Prov. Aprés le chant viennent les pleurs : ...Pour ung plaisir mille dolours, Aprés les chantz viennent les plours (MOLINET, Faictz Dictz D., 1467-1506, 578).

 

-

Loc. prov. Le chant tourne en pleur : Mon chant en plour tost se tourna, Et ma joie pou sejourna. (LE FÈVRE, Vieille C., a.1376, 151). Maistre moyne, chantez toujours Et faictes bien a vostre guise, Car voz champs tourneront en pleurs, Se je viens a mon entreprinse. (P. moyne, a.1500, 49).

 

.

Faire ses chants au cul de l'asne. "Faire une chose en pure perte" : Veulz tu du doy arer les champs ? Veulz tu planter bois de festus ? Au cul de l'asne fais tes chans ; Tu bas froit fer, tu es deçus (DESCH., Oeuvres Q., t.1, c.1370-1407, 206).

 

2.

"Air, mélodie accompagnant un poème (p. oppos. aux paroles, au dit)" : ...Te diray une baladelle De chant et de ditté nouvelle. (MACH., R. Fort., c.1341, 105).
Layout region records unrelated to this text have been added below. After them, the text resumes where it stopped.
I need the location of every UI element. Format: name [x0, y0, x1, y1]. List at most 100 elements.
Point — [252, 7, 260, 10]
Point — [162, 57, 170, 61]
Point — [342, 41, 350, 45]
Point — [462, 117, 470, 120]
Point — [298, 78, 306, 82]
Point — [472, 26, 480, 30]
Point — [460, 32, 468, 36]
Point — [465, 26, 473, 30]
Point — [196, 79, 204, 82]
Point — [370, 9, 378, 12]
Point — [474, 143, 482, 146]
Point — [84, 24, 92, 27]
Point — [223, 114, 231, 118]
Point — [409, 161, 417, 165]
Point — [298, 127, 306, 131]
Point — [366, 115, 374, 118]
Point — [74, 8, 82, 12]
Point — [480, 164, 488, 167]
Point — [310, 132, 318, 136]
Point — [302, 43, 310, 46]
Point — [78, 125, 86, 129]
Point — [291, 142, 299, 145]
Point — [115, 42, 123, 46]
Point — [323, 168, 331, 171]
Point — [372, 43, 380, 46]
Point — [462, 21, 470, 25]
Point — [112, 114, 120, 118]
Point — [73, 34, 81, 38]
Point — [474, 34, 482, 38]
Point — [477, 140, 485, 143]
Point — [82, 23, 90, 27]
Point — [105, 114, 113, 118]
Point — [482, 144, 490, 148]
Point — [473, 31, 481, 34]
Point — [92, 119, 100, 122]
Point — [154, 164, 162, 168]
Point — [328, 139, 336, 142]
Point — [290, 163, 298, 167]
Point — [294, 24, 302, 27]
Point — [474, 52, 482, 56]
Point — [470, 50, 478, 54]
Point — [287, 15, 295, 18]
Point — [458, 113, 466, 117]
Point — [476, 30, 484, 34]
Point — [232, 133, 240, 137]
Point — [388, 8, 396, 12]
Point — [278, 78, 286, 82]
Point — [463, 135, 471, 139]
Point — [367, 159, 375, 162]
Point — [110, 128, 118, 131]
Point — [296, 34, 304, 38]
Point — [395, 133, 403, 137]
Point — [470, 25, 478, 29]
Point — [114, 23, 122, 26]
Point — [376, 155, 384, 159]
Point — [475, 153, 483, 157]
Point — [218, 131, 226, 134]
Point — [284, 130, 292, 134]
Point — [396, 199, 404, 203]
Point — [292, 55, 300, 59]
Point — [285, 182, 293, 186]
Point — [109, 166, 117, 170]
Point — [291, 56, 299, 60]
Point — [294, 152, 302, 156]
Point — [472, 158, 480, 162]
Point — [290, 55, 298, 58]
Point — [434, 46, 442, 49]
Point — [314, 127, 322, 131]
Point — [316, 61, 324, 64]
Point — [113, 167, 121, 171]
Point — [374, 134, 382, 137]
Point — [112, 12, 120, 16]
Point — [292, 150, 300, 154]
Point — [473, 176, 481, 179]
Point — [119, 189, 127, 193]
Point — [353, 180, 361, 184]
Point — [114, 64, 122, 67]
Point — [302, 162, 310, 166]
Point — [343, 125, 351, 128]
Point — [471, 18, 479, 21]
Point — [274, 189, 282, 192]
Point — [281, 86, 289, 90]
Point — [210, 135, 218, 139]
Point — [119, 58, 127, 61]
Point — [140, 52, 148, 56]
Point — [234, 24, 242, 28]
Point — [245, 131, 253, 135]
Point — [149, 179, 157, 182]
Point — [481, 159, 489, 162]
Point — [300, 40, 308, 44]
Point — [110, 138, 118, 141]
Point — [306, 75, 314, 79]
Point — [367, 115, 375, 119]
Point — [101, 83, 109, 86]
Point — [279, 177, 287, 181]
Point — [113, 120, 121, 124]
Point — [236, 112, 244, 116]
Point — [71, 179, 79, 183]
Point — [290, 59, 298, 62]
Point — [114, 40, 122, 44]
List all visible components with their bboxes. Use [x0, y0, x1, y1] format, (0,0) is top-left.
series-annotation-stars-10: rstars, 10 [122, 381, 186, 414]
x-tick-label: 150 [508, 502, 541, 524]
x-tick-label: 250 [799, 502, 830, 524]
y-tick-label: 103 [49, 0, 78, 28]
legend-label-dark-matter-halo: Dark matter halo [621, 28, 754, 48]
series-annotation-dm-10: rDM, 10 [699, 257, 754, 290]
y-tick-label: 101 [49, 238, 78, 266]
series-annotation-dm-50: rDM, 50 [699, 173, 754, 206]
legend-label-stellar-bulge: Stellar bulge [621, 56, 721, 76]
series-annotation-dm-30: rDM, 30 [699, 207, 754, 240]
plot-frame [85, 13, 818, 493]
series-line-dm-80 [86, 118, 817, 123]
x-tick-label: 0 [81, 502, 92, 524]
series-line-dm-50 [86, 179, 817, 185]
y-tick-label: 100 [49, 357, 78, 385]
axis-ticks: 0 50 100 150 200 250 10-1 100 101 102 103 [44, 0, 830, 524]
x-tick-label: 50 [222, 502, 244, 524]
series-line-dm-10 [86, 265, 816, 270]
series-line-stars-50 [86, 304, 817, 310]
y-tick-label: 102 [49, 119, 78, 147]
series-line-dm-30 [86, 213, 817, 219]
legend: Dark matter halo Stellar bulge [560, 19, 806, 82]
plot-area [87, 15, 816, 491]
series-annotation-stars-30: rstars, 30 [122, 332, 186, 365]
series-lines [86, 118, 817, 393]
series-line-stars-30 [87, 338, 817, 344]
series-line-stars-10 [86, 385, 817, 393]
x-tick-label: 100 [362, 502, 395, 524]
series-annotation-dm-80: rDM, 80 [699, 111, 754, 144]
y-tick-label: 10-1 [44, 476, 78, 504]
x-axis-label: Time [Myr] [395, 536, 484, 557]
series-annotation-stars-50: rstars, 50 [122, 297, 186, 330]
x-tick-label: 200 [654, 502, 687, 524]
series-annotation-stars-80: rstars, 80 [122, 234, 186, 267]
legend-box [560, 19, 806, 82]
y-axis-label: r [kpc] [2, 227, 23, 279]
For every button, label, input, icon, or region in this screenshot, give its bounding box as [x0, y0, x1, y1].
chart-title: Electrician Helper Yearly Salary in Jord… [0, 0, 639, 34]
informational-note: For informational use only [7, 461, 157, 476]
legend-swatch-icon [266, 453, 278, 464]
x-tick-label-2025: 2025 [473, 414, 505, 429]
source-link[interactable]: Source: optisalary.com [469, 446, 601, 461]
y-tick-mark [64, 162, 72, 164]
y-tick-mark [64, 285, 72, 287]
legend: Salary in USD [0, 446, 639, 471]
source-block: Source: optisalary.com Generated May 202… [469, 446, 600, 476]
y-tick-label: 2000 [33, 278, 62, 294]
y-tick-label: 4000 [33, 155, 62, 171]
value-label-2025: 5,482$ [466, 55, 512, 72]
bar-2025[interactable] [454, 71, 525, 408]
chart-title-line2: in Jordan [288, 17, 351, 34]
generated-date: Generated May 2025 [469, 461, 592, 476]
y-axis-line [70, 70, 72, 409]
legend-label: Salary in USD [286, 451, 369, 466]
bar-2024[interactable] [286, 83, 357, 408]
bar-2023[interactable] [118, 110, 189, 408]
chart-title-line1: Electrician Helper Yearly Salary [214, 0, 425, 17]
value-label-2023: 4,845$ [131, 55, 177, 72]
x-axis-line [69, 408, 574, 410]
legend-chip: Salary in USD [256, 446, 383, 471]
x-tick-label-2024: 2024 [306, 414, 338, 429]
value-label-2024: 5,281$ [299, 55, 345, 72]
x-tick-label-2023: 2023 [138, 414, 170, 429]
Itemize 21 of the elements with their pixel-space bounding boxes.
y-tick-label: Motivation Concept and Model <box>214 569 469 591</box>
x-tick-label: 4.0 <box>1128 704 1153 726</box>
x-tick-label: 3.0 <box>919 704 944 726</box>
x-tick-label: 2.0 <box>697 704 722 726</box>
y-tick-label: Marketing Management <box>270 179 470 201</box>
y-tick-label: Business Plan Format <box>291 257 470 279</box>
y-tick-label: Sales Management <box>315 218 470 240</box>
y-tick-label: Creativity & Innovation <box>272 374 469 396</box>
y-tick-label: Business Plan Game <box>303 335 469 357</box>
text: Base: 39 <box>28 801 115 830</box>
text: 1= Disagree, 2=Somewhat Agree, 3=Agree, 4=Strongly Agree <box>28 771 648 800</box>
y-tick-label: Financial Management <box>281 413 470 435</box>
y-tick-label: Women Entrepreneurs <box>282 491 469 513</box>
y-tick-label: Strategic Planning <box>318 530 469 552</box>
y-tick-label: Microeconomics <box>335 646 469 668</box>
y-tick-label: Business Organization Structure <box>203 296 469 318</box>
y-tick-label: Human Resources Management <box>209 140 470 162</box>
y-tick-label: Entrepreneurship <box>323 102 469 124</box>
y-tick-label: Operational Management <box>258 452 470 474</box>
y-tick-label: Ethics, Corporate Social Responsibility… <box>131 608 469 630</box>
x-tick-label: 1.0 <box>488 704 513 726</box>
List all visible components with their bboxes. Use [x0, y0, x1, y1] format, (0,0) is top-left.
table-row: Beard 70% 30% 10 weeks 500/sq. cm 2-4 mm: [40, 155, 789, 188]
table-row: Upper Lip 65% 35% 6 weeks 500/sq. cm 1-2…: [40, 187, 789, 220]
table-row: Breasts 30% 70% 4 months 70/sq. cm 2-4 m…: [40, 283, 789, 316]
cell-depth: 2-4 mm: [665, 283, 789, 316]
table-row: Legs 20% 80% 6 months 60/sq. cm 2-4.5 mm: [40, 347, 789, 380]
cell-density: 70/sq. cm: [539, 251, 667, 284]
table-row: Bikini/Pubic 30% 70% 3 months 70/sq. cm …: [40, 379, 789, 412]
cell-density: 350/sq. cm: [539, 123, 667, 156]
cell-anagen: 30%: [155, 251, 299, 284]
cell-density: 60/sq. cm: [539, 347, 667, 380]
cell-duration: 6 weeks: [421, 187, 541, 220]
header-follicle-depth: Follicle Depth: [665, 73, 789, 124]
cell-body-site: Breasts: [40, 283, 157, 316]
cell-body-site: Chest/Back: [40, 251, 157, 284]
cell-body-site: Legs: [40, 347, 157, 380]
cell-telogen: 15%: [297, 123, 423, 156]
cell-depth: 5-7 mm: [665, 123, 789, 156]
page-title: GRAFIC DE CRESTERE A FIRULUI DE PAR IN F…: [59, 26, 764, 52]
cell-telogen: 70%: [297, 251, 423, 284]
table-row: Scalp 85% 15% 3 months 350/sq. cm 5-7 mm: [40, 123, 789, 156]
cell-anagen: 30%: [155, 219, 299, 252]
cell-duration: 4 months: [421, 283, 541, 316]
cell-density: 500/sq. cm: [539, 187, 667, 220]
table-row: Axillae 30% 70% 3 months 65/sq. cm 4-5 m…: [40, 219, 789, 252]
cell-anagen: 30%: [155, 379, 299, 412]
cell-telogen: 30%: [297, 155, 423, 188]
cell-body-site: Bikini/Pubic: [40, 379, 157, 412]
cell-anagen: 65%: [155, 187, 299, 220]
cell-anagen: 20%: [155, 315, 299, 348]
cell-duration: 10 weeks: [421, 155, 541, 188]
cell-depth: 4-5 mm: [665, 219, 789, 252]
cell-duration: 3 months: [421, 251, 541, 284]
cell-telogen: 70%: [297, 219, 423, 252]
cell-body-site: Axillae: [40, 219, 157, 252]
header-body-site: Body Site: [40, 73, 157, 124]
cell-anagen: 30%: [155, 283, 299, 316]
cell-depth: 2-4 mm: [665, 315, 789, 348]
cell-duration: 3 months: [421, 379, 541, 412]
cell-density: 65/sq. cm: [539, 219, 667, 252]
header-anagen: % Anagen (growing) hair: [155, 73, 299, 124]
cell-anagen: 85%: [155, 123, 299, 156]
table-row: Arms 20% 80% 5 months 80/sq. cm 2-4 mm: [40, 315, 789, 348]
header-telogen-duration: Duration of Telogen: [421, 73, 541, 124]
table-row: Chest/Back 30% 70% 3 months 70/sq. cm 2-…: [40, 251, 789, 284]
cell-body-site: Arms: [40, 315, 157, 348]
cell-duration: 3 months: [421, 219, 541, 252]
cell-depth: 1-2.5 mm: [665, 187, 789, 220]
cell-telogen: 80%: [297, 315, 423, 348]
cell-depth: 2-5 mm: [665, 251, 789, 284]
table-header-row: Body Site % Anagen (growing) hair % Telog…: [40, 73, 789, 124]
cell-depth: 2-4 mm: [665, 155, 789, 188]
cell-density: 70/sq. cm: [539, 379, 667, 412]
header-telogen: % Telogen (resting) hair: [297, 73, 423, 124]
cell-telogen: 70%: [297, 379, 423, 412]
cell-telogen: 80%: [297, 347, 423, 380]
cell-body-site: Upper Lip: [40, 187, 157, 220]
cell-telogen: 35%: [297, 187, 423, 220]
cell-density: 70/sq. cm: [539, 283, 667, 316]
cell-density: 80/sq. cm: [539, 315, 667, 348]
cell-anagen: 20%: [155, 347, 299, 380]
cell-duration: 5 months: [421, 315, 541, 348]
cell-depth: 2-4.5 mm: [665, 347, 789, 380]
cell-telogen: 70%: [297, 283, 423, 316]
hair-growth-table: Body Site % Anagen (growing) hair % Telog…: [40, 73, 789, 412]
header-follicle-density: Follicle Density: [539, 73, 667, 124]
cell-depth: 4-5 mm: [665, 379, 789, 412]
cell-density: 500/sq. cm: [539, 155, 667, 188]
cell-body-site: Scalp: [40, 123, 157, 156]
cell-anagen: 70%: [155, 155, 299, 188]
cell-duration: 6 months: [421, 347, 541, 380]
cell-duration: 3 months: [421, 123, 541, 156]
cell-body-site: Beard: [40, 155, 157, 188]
Et pour ce qu'estoie au retour De vëoir son trés noble atour, tantost fis en dit et en chant Ce que presentement chant. (MACH., R. Fort., c.1341, 110). Nous en dirons un tout nouvel [rondeau], Dame, qui est plaisant de dit, Et s'est de chant, sanz contredit, Melodieux. (Mir. ev. arced., c.1341, 143). GABRIEL. Michiel, cestui [rondeau] donques disons Qui a biau chant et bon ditté. (Mir. pape, 1346, 377). ...puis encommença [le saint preudhomme] a chanter une chanson dont le chant estoit plus actrayant aux larmes que a leesse et le dit a recongnoistre son createur plus qu'en aourer pluiseurs dieux. (Percef. IV, R., c.1450 [c.1340], 554).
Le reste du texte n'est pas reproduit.